Tyranny of the Month: Taxation Without Representation
Some two hundred and fifty years after the American Revolution, it's clear His Majesty's Government has forgotten the difficulties of taxation without representation.
Our satirical series, Tyranny of the Month, continues...
A. J. P. Taylor’s English History, 1914 - 1945, famously opens:
Until August 1914 a sensible, law-abiding Englishman could pass through life and hardly notice the existence of the state, beyond the post office and the policeman. He could live where he liked and as he liked. He had no official number or identity card. He could travel abroad or leave his country for ever without a passport of any sort. He could buy goods from any country in the world on the same terms as he bought goods at home. … Since 1911, it helped to insure certain classes of workers against sickness and unemployment. This tendency towards more state action was increasing. Expenditure on the social services had roughly doubled since the Liberals took office in 1905. Still, broadly speaking, the state acted only to help those who could not help themselves. It left the adult citizen alone.
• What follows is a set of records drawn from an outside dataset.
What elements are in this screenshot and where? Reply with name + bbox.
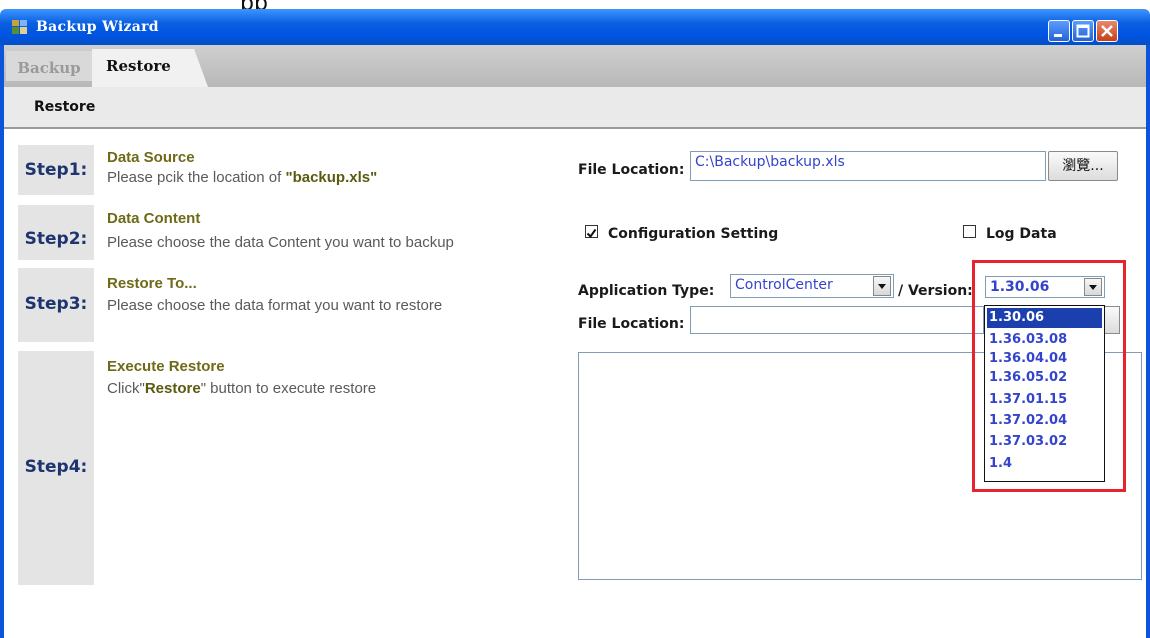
log-data-checkbox[interactable] [963, 225, 976, 238]
tab-strip: Backup Restore [4, 45, 1146, 87]
step1-title: Data Source [107, 149, 195, 166]
application-type-value: ControlCenter [735, 277, 833, 293]
configuration-label[interactable]: Configuration Setting [608, 226, 778, 242]
step1-desc: Please pcik the location of "backup.xls" [107, 169, 378, 186]
step1-box: Step1: [18, 145, 94, 195]
step2-box: Step2: [18, 205, 94, 260]
window-title: Backup Wizard [36, 19, 159, 35]
chevron-down-icon[interactable] [873, 276, 891, 296]
application-type-select[interactable]: ControlCenter [730, 274, 894, 298]
backup-wizard-window: pp Backup Wizard Backup Restore Restore [0, 0, 1150, 638]
window-frame-right [1146, 45, 1150, 638]
step3-label: Step3: [24, 294, 88, 314]
tab-backup[interactable]: Backup [6, 51, 92, 81]
step2-label: Step2: [24, 229, 88, 249]
log-data-label[interactable]: Log Data [986, 226, 1057, 242]
step2-title: Data Content [107, 210, 201, 227]
subbar-restore-label[interactable]: Restore [34, 99, 95, 115]
red-highlight-box [972, 260, 1126, 492]
step4-title: Execute Restore [107, 358, 225, 375]
file-location-2-input[interactable] [690, 306, 984, 334]
title-bar[interactable]: Backup Wizard [0, 9, 1150, 45]
file-location-2-label: File Location: [578, 316, 685, 332]
step3-desc: Please choose the data format you want t… [107, 297, 443, 314]
browse-button[interactable]: 瀏覽... [1048, 151, 1118, 181]
step1-label: Step1: [24, 160, 88, 180]
file-location-input[interactable]: C:\Backup\backup.xls [690, 151, 1046, 181]
step3-title: Restore To... [107, 275, 197, 292]
app-icon [10, 18, 30, 36]
close-button[interactable] [1096, 20, 1118, 42]
step3-box: Step3: [18, 268, 94, 342]
version-label: / Version: [898, 283, 973, 299]
maximize-button[interactable] [1072, 20, 1094, 42]
file-location-label: File Location: [578, 162, 685, 178]
step4-desc: Click"Restore" button to execute restore [107, 380, 377, 397]
sub-toolbar: Restore [4, 87, 1146, 129]
window-frame-left [0, 45, 4, 638]
minimize-button[interactable] [1048, 20, 1070, 42]
step2-desc: Please choose the data Content you want … [107, 234, 454, 251]
application-type-label: Application Type: [578, 283, 715, 299]
step4-box: Step4: [18, 351, 94, 585]
step4-label: Step4: [24, 457, 88, 477]
configuration-checkbox[interactable] [585, 225, 598, 239]
tab-restore[interactable]: Restore [92, 49, 208, 87]
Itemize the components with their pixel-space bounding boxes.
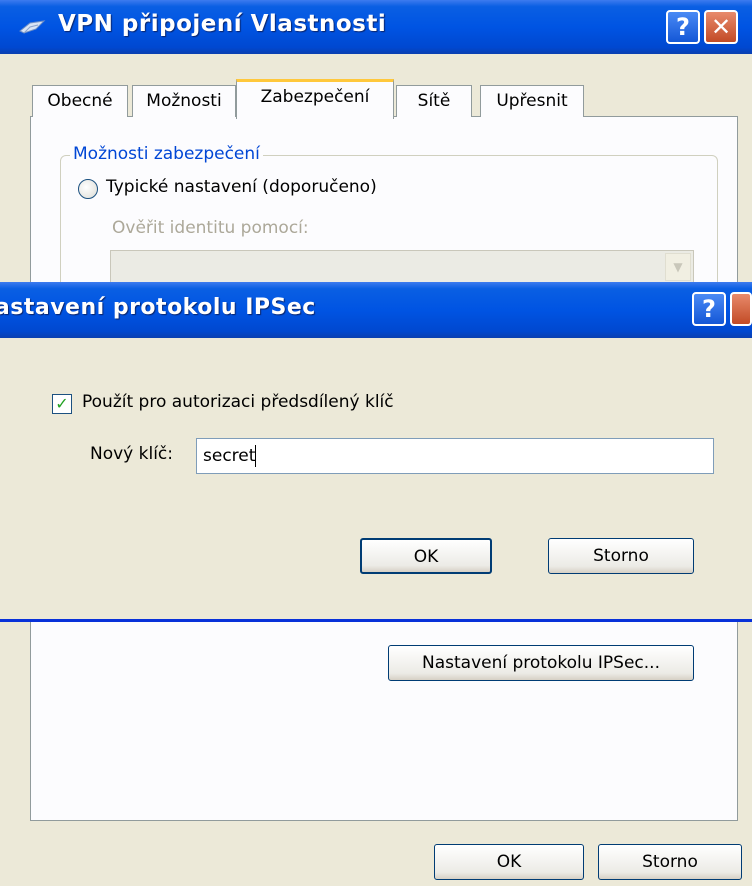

How far we have fallen! Imagine, for a moment, if a person were to fall asleep in 1914 and wake up today in 2026. What might the man from 1914 say?
Some two hundred and fifty years ago, an aggravated band of colonists picked up their firelocks and fowling-pieces, threw the equivalent of 18.5 million bags of tea into Boston harbour and gave the Crown a good kicking.
Their arms and methods had seemed quaint amid the modernity of 1914 but their actions were of great and not solitary effect. For those colonists were together joined in the righteous proclamation of a sentiment that all right-thinking people were forevermore bound to revere: that there shall be no taxation without representation.
Some two hundred and fifty years later, however, it seems His Majesty’s Government has forgotten the bother of scrubbing the tea stains off Boston harbour.
Thirty or so councils in England were told they would be allowed to delay their local elections in May 2026. For a number, this would have been a second year’s postponement. The afflicted councils were those local governments undergoing a scheme imaginatively christened in Whitehall “Local Government Reorganisation” (LGR).
Worse yet, a clear majority of the councils who flocked to this poisoned chalice were Labour-run, leaving even the most sensible of people to suspect that the delay was less about local government reorganisation and more about rearranging local Labour politicians’ employment affairs.
It is, of course, perfectly intelligible not to incur the great expense of reappointing councillors whose seats are soon to be abolished. But the delay calls to mind painful memories of when the British government attempted such exercises before. The further delay meant that some councillors could end up serving terms lasting six or seven years without fresh mandates.
All the while, those very councils pushing for delays have driven council tax bills sharply higher, hundreds of pounds more for the average household and roughly £280 million extra in total, according to research by the Taxpayers’ Alliance. In other words, much more taxation with less representation.
Is this not the same folly that sent those aggrieved Americans at Lexington and Concord into their fits of righteous indignation?
More or less every politician, civil-society figure and constitutional commentator not in the employ of the Labour government seemed to think so. Our democracy, fluid as it is under our uncodified constitution, is all the more susceptible to covert attack. Few examples are clearer than this colossal breach of the basic principle of representative government: there shall be elections.
Unlike most of our Tyranny of the Month articles, however, this one has a hopeful ending. After a legal challenge by Reform UK, the great scholars of the law in Whitehall thought twice and advised ministers that the whole sorry affair was on shaky ground. The government accordingly reversed course, and once again managed to send the ball directly backwards to score another spectacular own goal.
Yet we must not let this victory blind us to the totalitarian creep of ministers and civil servants in the name of “efficiency”. This is the second time these tactics have been attempted and only the first they have been checked. Meanwhile, the government still intends to limit jury trials to trim the court backlog, to rifle through our bank accounts in pursuit of welfare waste and to introduce digital IDs, the specific purposes of which they haven’t quite worked out.
Tyranny of the Month: Digital ID
"I am not a number! I am a free man!" said The Prisoner. "That's what you think sunshine..." replies this government. Today, we are witnessing the replacement of the presumption of liberty.
As the technocratic statists’ tentacles attempt to throttle every aspect of social life, we must stand ready to bear the flame of liberty fiercely carried, so many years ago, by our transatlantic cousins. The dignity of the individual must be defended under that old rallying cry: no taxation without representation.